I get my Active Calories data from my Apple Watch. Everything else I get from BODITRAX, which is a body composition machine that can be found at all Fitness First Singapore gyms.
C - Calorie Deficit
Losing weight is simply based on calorie deficit. The more energy you expand, the fewer calories you consume, the greater the weight loss. Technically, if you consume 500 calories lesser than you use in a day, you'd lose 400 - 500 grams a week. So say your BMR + Active Calories works out to 3,000 calories in a day, you have to eat 2,500 calories in order to get that calorie deficit.
What I do is ensure all the calories I eat in a day is below the sum of my BMR + Active Calories.
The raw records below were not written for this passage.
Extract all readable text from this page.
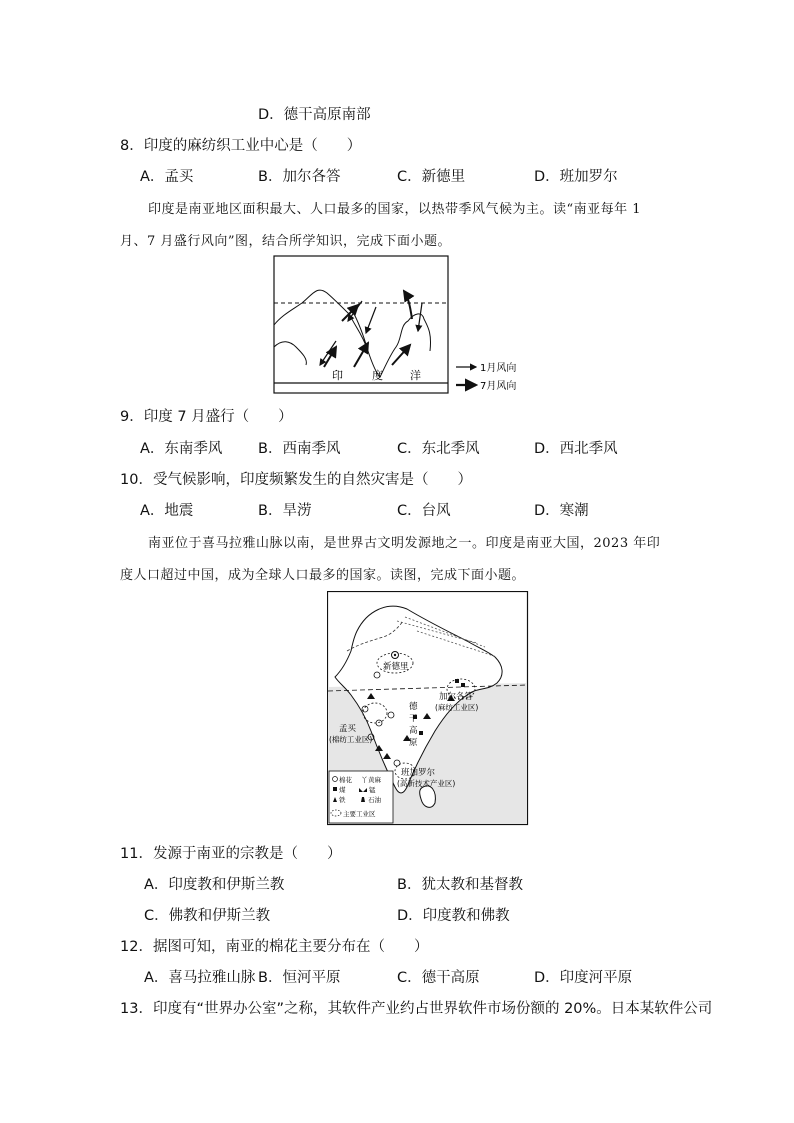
D．德干高原南部
8．印度的麻纺织工业中心是（　　）
A．孟买	B．加尔各答	C．新德里	D．班加罗尔
印度是南亚地区面积最大、人口最多的国家，以热带季风气候为主。读“南亚每年 1
月、7 月盛行风向”图，结合所学知识，完成下面小题。
印	度 洋
1月风向
7月风向
9．印度 7 月盛行（　　）
A．东南季风 B．西南季风	C．东北季风	D．西北季风
10．受气候影响，印度频繁发生的自然灾害是（　　）
A．地震	B．旱涝	C．台风	D．寒潮
南亚位于喜马拉雅山脉以南，是世界古文明发源地之一。印度是南亚大国，2023 年印
度人口超过中国，成为全球人口最多的国家。读图，完成下面小题。
新德里
加尔各答
(麻纺工业区)
孟买
(棉纺工业区)
班加罗尔
(高新技术产业区)
德
干
高
原
棉花 丫 黄麻
煤	锰
铁	石油
主要工业区
11．发源于南亚的宗教是（　　）
A．印度教和伊斯兰教	B．犹太教和基督教
C．佛教和伊斯兰教	D．印度教和佛教
12．据图可知，南亚的棉花主要分布在（　　）
A．喜马拉雅山脉 B．恒河平原	C．德干高原	D．印度河平原
13．印度有“世界办公室”之称，其软件产业约占世界软件市场份额的 20%。日本某软件公司
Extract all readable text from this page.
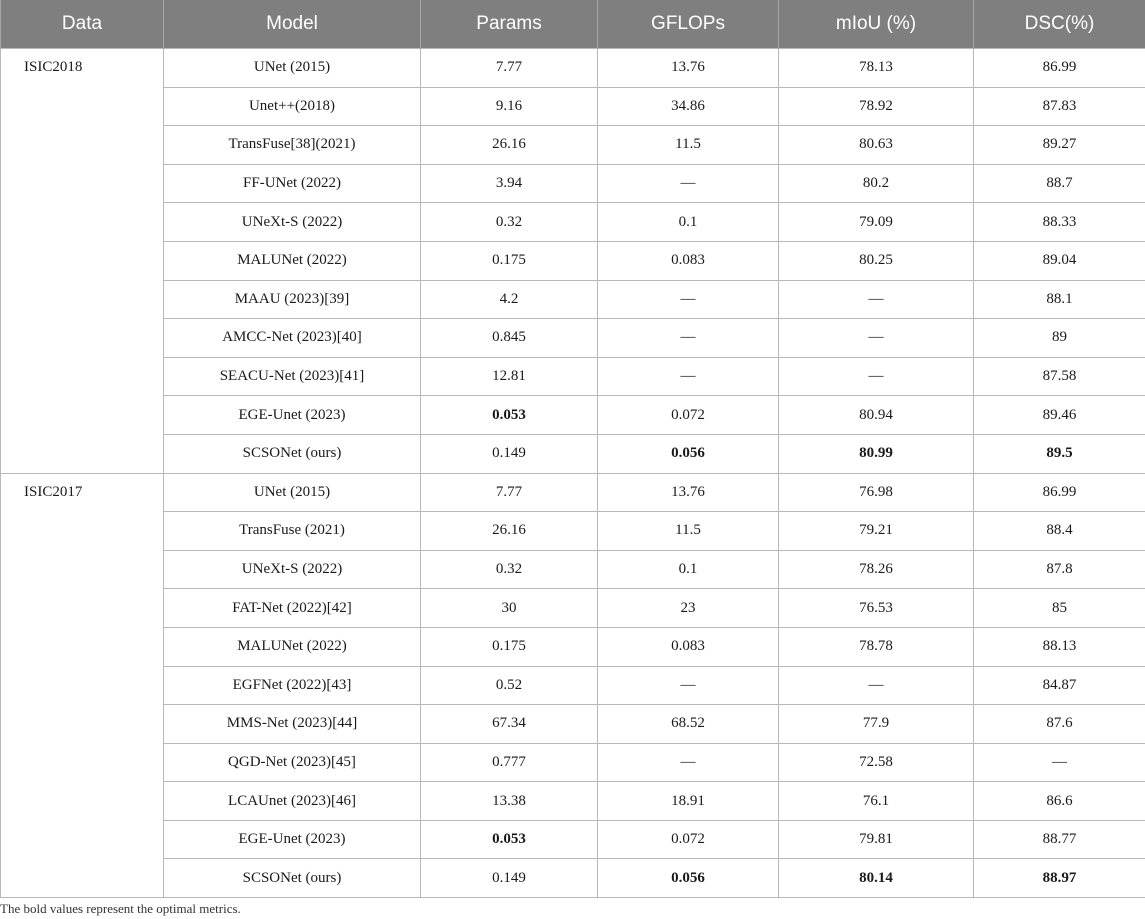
Data	Model	Params	GFLOPs	mIoU (%)	DSC(%)
ISIC2018	UNet (2015)	7.77	13.76	78.13	86.99
	Unet++(2018)	9.16	34.86	78.92	87.83
	TransFuse[38](2021)	26.16	11.5	80.63	89.27
	FF-UNet (2022)	3.94	—	80.2	88.7
	UNeXt-S (2022)	0.32	0.1	79.09	88.33
	MALUNet (2022)	0.175	0.083	80.25	89.04
	MAAU (2023)[39]	4.2	—	—	88.1
	AMCC-Net (2023)[40]	0.845	—	—	89
	SEACU-Net (2023)[41]	12.81	—	—	87.58
	EGE-Unet (2023)	0.053	0.072	80.94	89.46
	SCSONet (ours)	0.149	0.056	80.99	89.5
ISIC2017	UNet (2015)	7.77	13.76	76.98	86.99
	TransFuse (2021)	26.16	11.5	79.21	88.4
	UNeXt-S (2022)	0.32	0.1	78.26	87.8
	FAT-Net (2022)[42]	30	23	76.53	85
	MALUNet (2022)	0.175	0.083	78.78	88.13
	EGFNet (2022)[43]	0.52	—	—	84.87
	MMS-Net (2023)[44]	67.34	68.52	77.9	87.6
	QGD-Net (2023)[45]	0.777	—	72.58	—
	LCAUnet (2023)[46]	13.38	18.91	76.1	86.6
	EGE-Unet (2023)	0.053	0.072	79.81	88.77
	SCSONet (ours)	0.149	0.056	80.14	88.97
The bold values represent the optimal metrics.
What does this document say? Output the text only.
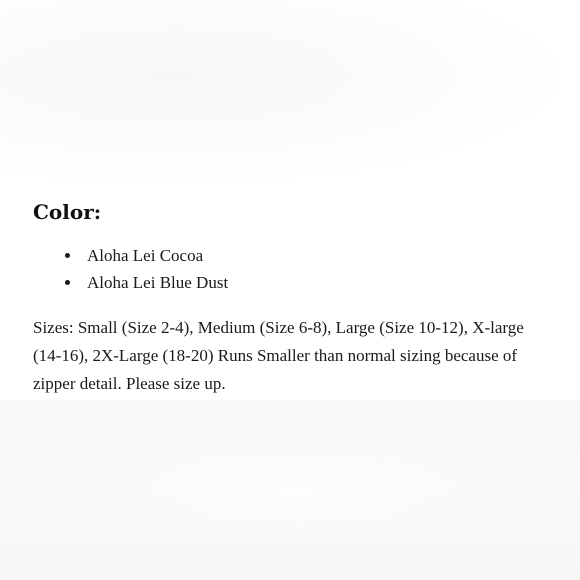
Color:
Aloha Lei Cocoa
Aloha Lei Blue Dust

Sizes: Small (Size 2-4), Medium (Size 6-8), Large (Size 10-12), X-large (14-16), 2X-Large (18-20) Runs Smaller than normal sizing because of zipper detail. Please size up.
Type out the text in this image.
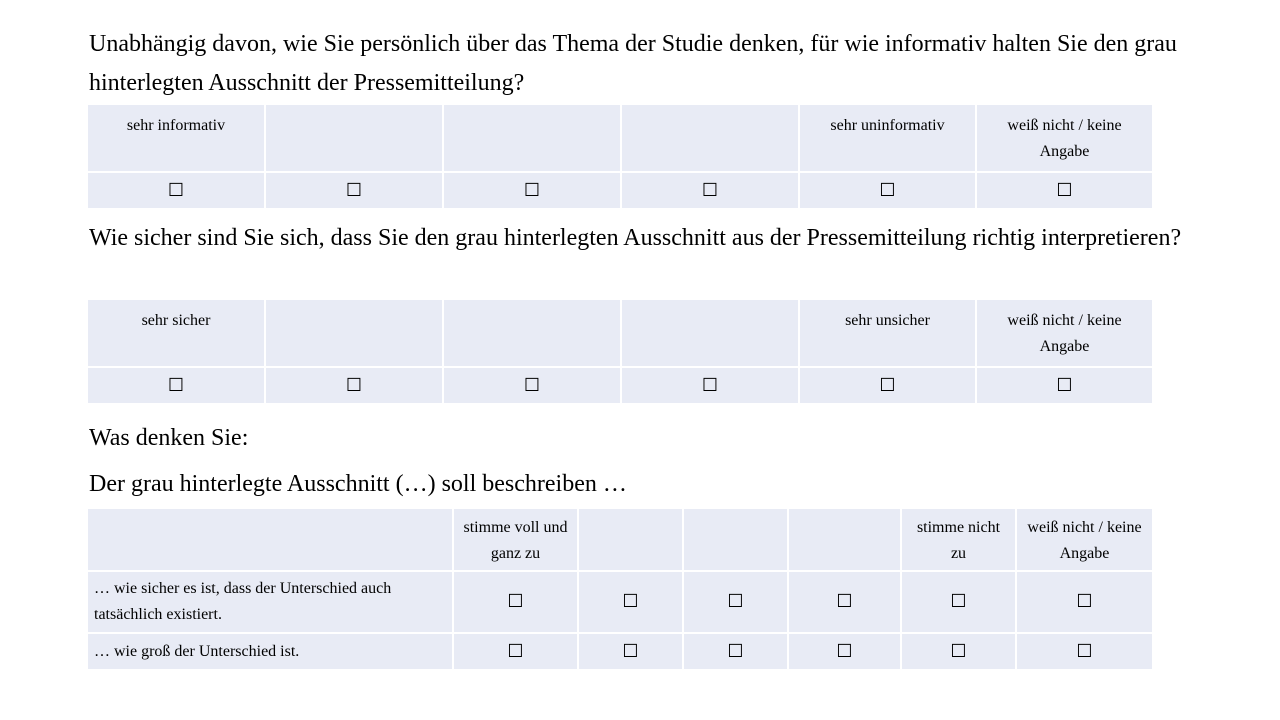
Unabhängig davon, wie Sie persönlich über das Thema der Studie denken, für wie informativ halten Sie den grau hinterlegten Ausschnitt der Pressemitteilung?

sehr informativ				sehr uninformativ	weiß nicht / keine Angabe
☐	☐	☐	☐	☐	☐

Wie sicher sind Sie sich, dass Sie den grau hinterlegten Ausschnitt aus der Pressemitteilung richtig interpretieren?

sehr sicher				sehr unsicher	weiß nicht / keine Angabe
☐	☐	☐	☐	☐	☐

Was denken Sie:

Der grau hinterlegte Ausschnitt (…) soll beschreiben …

	stimme voll und ganz zu				stimme nicht zu	weiß nicht / keine Angabe
… wie sicher es ist, dass der Unterschied auch tatsächlich existiert.	☐	☐	☐	☐	☐	☐
… wie groß der Unterschied ist.	☐	☐	☐	☐	☐	☐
A calorie is a calorie no matter what form it takes. You will lose weight as long as you create a calorie deficit.
Here's a sample of my daily Caloric Intake:
Breakfast: 400 calories
Lunch: 900 calories
Snack: 300 calories
Dinner: 700 calories
Supper: 400 calories
Total Caloric Intake: 2,700 calories
My BMR is slightly over 2000 calories. My Active Calories is on an average of 1,400 daily.
BMR + Active Calories = 3,400 calories.
BMR + Active Calories - Caloric Intake = Calorie Deficit.
2,000 + 1,400 - 2,700 = 700.
Say I only want to have a caloric deficit of 3,500 a week, and right now I have a caloric deficit of 4,900, I can easily choose to spend that extra 1,400 calories somewhere like eating a pizza or having ice cream. A small indulgence some time through the week as long as I've ensured I've built up enough of that caloric deficit. I'll still lose weight, maybe not as fast, but at least I won't feel depressed about missing some sinful food or some friend's get together.
And this is how I've been able to lose weight whilst having lots of burgers and ice cream for the past 5 months and counting. It really is as easy as ABC.